In Krisensituationen ist das Informationsbedürfnis vieler Menschen sehr hoch. Man hat viele Fragen, will verstehen, was vor sich geht und warum. Die Medien erfüllen das Bedürfnis nach Aufklärung grösstenteils. Doch sie verfolgen dabei eigene Ziele: Oft stellen sie Informationen nicht nur zur Verfügung, sondern versuchen auch, diese möglichst wirksam zu verkaufen.

Geschäftsmodell Panik?

Manche Boulevardzeitungen schrecken nicht davor zurück, möglichst dramatische, angsteinflössende Schlagzeilen zu verwenden und Expertenaussagen völlig aus dem Kontext zu reissen, um Aufmerksamkeit auf sich zu ziehen. Darunter leidet die Glaubwürdigkeit: Das vermittelte Bild beruht dann nicht mehr auf Tatsachen, sondern entspricht bloss dem Framing der Medien.
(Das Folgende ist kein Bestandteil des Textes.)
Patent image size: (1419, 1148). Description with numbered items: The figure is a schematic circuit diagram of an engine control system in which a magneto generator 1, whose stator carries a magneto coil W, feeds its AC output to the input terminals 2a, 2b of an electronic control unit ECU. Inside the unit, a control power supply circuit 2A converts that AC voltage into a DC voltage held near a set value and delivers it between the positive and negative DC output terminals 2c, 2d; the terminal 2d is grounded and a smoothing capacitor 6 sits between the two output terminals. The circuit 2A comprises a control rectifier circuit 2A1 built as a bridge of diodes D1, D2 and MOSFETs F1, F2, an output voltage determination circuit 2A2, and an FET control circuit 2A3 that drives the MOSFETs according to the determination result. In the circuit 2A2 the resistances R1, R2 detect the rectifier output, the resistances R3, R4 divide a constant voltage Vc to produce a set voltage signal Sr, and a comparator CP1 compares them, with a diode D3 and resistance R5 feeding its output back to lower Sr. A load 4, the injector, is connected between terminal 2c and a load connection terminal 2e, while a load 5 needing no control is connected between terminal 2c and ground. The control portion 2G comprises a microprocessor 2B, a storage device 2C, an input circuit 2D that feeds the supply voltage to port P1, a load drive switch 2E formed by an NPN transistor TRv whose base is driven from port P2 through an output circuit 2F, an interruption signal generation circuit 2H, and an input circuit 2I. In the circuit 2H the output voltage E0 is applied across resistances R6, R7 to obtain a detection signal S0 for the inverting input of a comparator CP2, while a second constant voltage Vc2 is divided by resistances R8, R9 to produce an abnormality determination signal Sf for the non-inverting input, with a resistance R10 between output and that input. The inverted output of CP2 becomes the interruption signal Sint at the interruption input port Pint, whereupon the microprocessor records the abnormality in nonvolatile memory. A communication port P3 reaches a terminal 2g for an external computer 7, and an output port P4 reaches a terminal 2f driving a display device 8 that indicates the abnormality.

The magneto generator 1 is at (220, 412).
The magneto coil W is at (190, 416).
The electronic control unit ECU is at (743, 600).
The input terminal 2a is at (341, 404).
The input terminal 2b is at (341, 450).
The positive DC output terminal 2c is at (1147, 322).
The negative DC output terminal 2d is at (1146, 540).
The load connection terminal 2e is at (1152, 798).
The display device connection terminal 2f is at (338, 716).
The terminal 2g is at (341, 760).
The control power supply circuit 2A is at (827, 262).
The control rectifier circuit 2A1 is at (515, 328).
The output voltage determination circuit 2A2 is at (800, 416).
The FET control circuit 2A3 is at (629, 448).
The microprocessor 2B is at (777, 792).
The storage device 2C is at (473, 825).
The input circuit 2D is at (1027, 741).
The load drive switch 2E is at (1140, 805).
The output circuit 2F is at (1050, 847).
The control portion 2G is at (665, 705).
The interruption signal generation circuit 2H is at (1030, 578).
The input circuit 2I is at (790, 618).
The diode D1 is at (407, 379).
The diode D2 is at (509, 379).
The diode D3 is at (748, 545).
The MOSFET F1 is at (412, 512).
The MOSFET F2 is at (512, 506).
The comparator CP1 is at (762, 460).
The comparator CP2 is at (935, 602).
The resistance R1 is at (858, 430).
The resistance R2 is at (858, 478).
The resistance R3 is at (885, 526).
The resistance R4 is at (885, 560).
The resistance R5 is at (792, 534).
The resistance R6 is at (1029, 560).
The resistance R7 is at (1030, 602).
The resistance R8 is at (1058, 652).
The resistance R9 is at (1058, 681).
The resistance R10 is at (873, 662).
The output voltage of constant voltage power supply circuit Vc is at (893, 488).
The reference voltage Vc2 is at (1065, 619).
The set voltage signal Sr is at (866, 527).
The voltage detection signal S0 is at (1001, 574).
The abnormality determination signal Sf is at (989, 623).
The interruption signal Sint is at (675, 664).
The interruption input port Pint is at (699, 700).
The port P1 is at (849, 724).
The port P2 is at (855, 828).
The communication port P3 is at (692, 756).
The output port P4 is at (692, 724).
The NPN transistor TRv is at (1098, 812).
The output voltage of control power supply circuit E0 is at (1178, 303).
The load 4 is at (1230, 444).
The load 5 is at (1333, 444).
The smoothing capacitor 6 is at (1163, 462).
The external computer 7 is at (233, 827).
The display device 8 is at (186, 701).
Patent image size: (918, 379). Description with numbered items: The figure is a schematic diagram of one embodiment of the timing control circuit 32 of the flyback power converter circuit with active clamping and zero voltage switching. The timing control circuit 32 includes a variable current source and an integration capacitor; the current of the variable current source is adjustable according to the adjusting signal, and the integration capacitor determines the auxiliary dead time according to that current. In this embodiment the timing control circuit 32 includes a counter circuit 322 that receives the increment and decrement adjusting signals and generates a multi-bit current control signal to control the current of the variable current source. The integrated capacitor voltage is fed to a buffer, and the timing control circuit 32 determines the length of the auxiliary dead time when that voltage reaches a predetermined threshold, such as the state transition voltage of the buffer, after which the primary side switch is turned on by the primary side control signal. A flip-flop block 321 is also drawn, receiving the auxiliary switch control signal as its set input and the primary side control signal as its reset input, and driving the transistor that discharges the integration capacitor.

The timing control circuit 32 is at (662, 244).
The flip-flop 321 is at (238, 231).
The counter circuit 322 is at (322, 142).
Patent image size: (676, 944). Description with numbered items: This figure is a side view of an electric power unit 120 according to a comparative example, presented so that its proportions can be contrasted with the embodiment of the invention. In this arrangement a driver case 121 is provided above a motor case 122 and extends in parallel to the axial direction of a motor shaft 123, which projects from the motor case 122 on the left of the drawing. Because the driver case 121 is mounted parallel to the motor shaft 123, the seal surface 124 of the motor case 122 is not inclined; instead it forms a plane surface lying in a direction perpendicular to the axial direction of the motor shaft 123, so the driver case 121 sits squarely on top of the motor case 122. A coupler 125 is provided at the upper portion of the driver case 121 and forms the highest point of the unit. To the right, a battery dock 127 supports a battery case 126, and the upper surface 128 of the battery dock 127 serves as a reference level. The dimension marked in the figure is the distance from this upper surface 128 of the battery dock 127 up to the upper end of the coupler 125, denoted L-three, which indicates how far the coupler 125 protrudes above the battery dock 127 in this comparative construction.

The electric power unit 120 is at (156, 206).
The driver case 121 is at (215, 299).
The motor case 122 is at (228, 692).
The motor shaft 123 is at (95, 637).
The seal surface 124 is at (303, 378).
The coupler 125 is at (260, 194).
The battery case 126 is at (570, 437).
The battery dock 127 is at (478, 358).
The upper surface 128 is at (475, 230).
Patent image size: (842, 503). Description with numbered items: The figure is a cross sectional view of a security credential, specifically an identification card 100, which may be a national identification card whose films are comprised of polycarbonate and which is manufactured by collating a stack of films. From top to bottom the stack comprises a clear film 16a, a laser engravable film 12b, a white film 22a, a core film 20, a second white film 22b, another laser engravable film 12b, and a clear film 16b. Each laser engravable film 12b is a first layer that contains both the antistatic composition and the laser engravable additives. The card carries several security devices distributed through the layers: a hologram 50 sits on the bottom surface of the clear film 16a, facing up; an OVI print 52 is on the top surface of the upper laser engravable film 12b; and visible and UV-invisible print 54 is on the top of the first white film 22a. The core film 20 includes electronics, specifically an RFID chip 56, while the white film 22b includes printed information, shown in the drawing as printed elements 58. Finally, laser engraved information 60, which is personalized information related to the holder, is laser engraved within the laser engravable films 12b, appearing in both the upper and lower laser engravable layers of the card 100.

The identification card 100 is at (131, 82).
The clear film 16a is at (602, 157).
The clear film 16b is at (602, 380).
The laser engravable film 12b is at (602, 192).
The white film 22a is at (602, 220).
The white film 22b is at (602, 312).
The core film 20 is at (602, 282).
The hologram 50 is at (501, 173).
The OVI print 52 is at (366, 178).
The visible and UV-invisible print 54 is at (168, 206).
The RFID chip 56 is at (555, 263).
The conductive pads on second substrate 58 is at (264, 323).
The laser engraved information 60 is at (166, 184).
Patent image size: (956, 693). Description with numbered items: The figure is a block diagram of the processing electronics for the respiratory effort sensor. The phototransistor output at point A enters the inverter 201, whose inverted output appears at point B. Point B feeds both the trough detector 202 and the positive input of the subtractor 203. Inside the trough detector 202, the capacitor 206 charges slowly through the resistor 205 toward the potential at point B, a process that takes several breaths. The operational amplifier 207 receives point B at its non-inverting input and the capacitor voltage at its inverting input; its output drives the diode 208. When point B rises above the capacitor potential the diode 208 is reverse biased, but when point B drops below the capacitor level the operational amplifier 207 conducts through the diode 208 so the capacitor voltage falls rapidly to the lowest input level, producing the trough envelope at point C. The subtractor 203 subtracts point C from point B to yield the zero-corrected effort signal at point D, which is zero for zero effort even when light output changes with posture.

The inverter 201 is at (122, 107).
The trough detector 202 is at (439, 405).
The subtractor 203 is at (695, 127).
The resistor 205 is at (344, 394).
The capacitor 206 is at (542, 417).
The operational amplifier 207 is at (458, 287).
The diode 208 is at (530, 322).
Auch unseriöse Online-Newsportale versetzen die Lesenden mit wilden Spekulationen und Verschwörungstheorien in Angst – und verdienen so Geld. Auf Social Media finden solche reisserischen und teils falschen Informationen grossen Anklang und verbreiten sich so in einem rasenden Tempo. Das Resultat: Das Vertrauen in die etablierten Medien schwindet. Verheimlichen uns die nicht was?, fragen sich Lesenden.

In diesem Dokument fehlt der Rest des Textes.